Zillow’s read on new listings adds some color. Instead of the typical autumn cool-down, fresh listings actually rose 3% year over year in September and barely dipped from August — unusual for fall and a sign the rate slide tempted more owners to test the market. Total inventory is still about 18% below pre-pandemic September levels, but buyers now have 14% more options than a year ago, and nearly 26% of active listings took a price cut, up from about 25% last year. That shifting mix has pushed more big metros toward the buyer’s column (15 of the top 50, up from six a year ago), especially in places flush with new construction like Miami, New Orleans, Austin, Jacksonville, and Indianapolis.

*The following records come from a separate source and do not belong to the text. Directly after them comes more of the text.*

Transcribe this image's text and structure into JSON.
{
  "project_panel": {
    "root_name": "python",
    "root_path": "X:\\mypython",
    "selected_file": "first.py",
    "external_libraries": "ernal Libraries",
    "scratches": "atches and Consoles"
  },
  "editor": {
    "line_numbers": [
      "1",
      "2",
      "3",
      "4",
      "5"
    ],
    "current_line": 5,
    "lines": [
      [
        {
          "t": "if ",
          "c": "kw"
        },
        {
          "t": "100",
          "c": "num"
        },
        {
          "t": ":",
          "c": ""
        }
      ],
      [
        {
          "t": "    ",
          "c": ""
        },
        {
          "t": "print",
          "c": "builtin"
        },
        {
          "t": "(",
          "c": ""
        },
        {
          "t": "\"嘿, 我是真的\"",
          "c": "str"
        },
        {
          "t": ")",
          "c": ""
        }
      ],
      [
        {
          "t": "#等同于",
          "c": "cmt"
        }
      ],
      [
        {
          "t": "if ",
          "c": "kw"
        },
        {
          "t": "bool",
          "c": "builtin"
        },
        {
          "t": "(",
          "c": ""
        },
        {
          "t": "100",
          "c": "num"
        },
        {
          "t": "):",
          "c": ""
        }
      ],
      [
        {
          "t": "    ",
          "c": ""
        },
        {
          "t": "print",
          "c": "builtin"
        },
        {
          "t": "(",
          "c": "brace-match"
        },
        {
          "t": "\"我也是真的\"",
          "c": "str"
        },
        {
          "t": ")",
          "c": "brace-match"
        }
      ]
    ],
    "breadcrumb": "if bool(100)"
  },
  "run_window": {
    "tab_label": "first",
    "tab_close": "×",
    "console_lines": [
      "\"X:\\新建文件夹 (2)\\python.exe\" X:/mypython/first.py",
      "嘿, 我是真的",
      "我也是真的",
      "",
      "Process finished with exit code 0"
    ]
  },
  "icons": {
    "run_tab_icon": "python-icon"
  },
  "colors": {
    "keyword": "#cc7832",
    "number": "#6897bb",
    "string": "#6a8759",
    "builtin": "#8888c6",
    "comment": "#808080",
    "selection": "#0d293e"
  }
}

Conversely, supply-constrained metros in the Northeast and West — Buffalo, Hartford, San Jose, San Francisco, New York — still tilt toward sellers.

The takeaway is a market that’s highly sensitive to even tiny moves in rates. A half-point slide unlocked enough demand to lift closings and swell inventory, but not enough to break the price grip created by years of undersupply and “locked-in” owners with ultra-low mortgages. If rates keep edging down, expect more inventory, more first-time buyers, and longer days on market — all prerequisites for real relief on prices. If they stall, September may look less like the start of a trend and more like a brief, rate-driven breather.